In Hawaii, the Hawaii Medical Service Association dominates the regular health care market (Kaiser dominates the managed health care market). As the Star-Bulletin reported on March 20, HMSA, "with $2.1 billion in revenue last year paid CEO Bob Hiam a $620,000 salary and $497,117 performance bonus, or 0.05 percent of annual health plan revenue." Nine other top executives earned total salaries plus bonuses amounting to between $829,989 and $288,969 during the same year. Notwithstanding alleged operating losses during the period, bonuses for the 10 top officers ranged from $68,291 to $497,117, with only three of the 10 receiving less than $100,000.
In addition to their reported salaries, the Legislature also might wish to inquire whether HMSA executives derive additional swollen income from HMSA's for-profit subsidiaries, valued at $31,253,000 in its most recently reported financial statement. HMSA also holds an enormous reserve of more than half a billion dollars (reported as $567,600,000 in 2006). Notwithstanding its commanding wealth and fat salaries, as a so-called "mutual benefit society" HMSA enjoys the luxury of being exempt from state, county and municipal taxes, giving it a substantial competitive advantage over health plans, such as for-profits, which are not mutual benefit societies.

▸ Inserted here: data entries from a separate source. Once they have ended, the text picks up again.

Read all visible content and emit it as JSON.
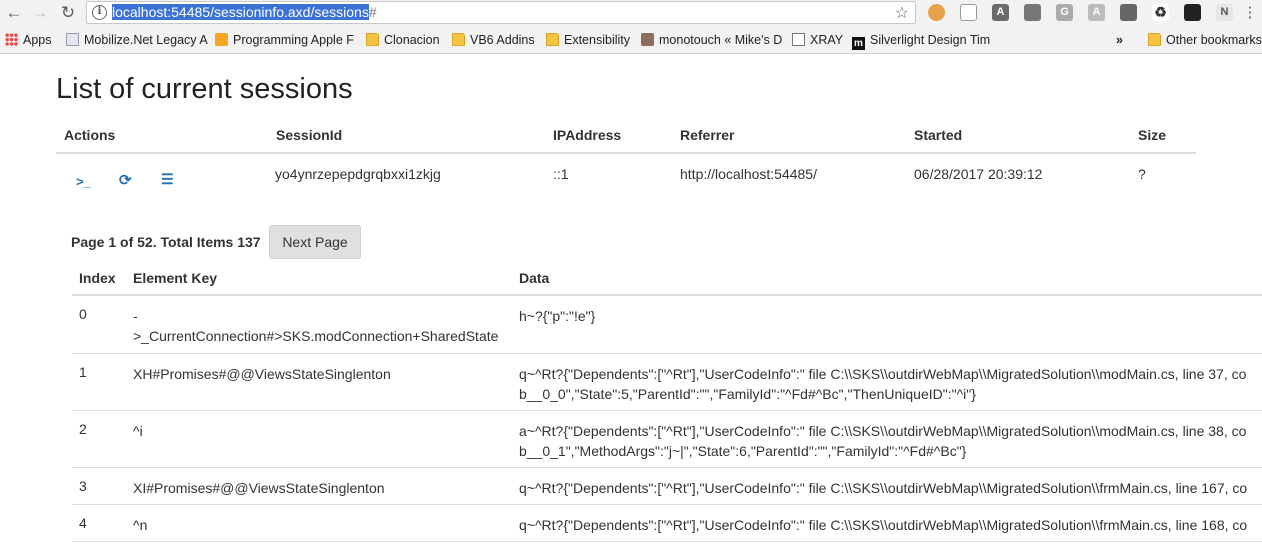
{
  "browser": {
    "url_selected": "localhost:54485/sessioninfo.axd/sessions",
    "url_hash": "#",
    "bookmarks": [
      {
        "label": "Apps",
        "icon": "apps-grid-icon"
      },
      {
        "label": "Mobilize.Net Legacy A",
        "icon": "page-icon"
      },
      {
        "label": "Programming Apple F",
        "icon": "bookmark-logo-icon"
      },
      {
        "label": "Clonacion",
        "icon": "folder-icon"
      },
      {
        "label": "VB6 Addins",
        "icon": "folder-icon"
      },
      {
        "label": "Extensibility",
        "icon": "folder-icon"
      },
      {
        "label": "monotouch « Mike's D",
        "icon": "avatar-icon"
      },
      {
        "label": "XRAY",
        "icon": "page-icon"
      },
      {
        "label": "Silverlight Design Tim",
        "icon": "m-logo-icon"
      },
      {
        "label": "»",
        "icon": "overflow-icon"
      },
      {
        "label": "Other bookmarks",
        "icon": "folder-icon"
      }
    ]
  },
  "page": {
    "title": "List of current sessions",
    "sessions_table": {
      "headers": [
        "Actions",
        "SessionId",
        "IPAddress",
        "Referrer",
        "Started",
        "Size"
      ],
      "row": {
        "action_icons": [
          "terminal-icon",
          "refresh-icon",
          "list-icon"
        ],
        "action_glyphs": [
          ">_",
          "⟳",
          "☰"
        ],
        "session_id": "yo4ynrzepepdgrqbxxi1zkjg",
        "ip": "::1",
        "referrer": "http://localhost:54485/",
        "started": "06/28/2017 20:39:12",
        "size": "?"
      }
    },
    "pager": {
      "text": "Page 1 of 52. Total Items 137",
      "next_label": "Next Page"
    },
    "items_table": {
      "headers": [
        "Index",
        "Element Key",
        "Data"
      ],
      "rows": [
        {
          "index": "0",
          "key": "->_CurrentConnection#>SKS.modConnection+SharedState",
          "key_l1": "-",
          "key_l2": ">_CurrentConnection#>SKS.modConnection+SharedState",
          "data_l1": "h~?{\"p\":\"!e\"}",
          "data_l2": ""
        },
        {
          "index": "1",
          "key_l1": "XH#Promises#@@ViewsStateSinglenton",
          "key_l2": "",
          "data_l1": "q~^Rt?{\"Dependents\":[\"^Rt\"],\"UserCodeInfo\":\" file C:\\\\SKS\\\\outdirWebMap\\\\MigratedSolution\\\\modMain.cs, line 37, co",
          "data_l2": "b__0_0\",\"State\":5,\"ParentId\":\"\",\"FamilyId\":\"^Fd#^Bc\",\"ThenUniqueID\":\"^i\"}"
        },
        {
          "index": "2",
          "key_l1": "^i",
          "key_l2": "",
          "data_l1": "a~^Rt?{\"Dependents\":[\"^Rt\"],\"UserCodeInfo\":\" file C:\\\\SKS\\\\outdirWebMap\\\\MigratedSolution\\\\modMain.cs, line 38, co",
          "data_l2": "b__0_1\",\"MethodArgs\":\"j~|\",\"State\":6,\"ParentId\":\"\",\"FamilyId\":\"^Fd#^Bc\"}"
        },
        {
          "index": "3",
          "key_l1": "XI#Promises#@@ViewsStateSinglenton",
          "key_l2": "",
          "data_l1": "q~^Rt?{\"Dependents\":[\"^Rt\"],\"UserCodeInfo\":\" file C:\\\\SKS\\\\outdirWebMap\\\\MigratedSolution\\\\frmMain.cs, line 167, co",
          "data_l2": ""
        },
        {
          "index": "4",
          "key_l1": "^n",
          "key_l2": "",
          "data_l1": "q~^Rt?{\"Dependents\":[\"^Rt\"],\"UserCodeInfo\":\" file C:\\\\SKS\\\\outdirWebMap\\\\MigratedSolution\\\\frmMain.cs, line 168, co",
          "data_l2": ""
        }
      ]
    }
  }
}
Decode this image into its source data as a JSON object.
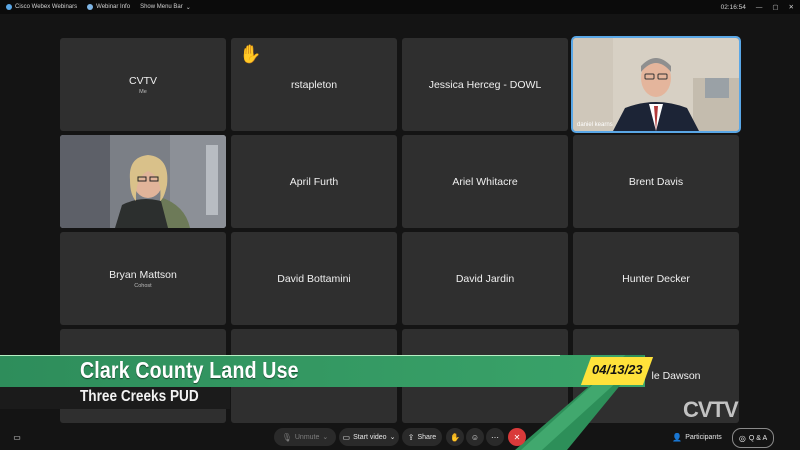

In spite of this wealth and commanding position, HMSA has systematically reduced the reimbursements paid to the dedicated and highly educated physicians who actually provide our health care, causing too many of them to contemplate leaving Hawaii. All too often, it has denied vital medical benefits, particularly those at the cutting edge of medicine, to members in dire medical need. By amending its bylaws (in November 1998) it also substantially weakened the ability of HMSA members to select board members, to call meetings and to amend the HMSA constitution and bylaws to remedy some of these problems.
One is inclined to ask, for whose "mutual benefit" is HMSA being run?
In their legislative testimony, the courageous members of our Insurance Division have clearly and succinctly explained why effective health insurance rate regulation in Hawaii is absolutely essential for the protection of our health care consumers: to put an end to the exodus of highly qualified physicians; to create a competitive market for health care in Hawaii; to assure the payment of fair reimbursements to health care providers; and to meet the state's considerable responsibility to those employers the state requires to purchase prepaid health insurance to ensure that health insurance rates are adequate, not excessive and not discriminatory.
I also salute the Star-Bulletin for calling for the passage of effective health insurance rate regulation. (Editorial, April 12).
Please, please call your state legislators, particularly your House member, and urge him or her to do all possible to insure the passage of SB12 HD2, re-enacting the law as it was before it was allowed to sunset last year. A separate call to House Speaker Say also would be helpful.
Tell those you call that their failure to pass effective health insurance rate regulation, as it was before the law was allowed to sunset last year, would invite disaster for our health care system. Tell them, also, that exclusion of Kaiser from the coverage of the rate regulation law also is inappropriate, since there is no other way to ensure that Kaiser's rate increases are not excessive, inadequate or discriminatory.
Finally, seek their assurance that they will do everything they can to insure that, through clever manipulation surrounding a conference committee, as occurred last year, this bill is not emasculated.
Richard S. Miller, professor emeritus at the University of Hawaii William S. Richardson School of Law, wrote this commentary on behalf of himself, the Kokua Council, the Hawaii Coalition for Health and the Hawaii Congress of Physicians.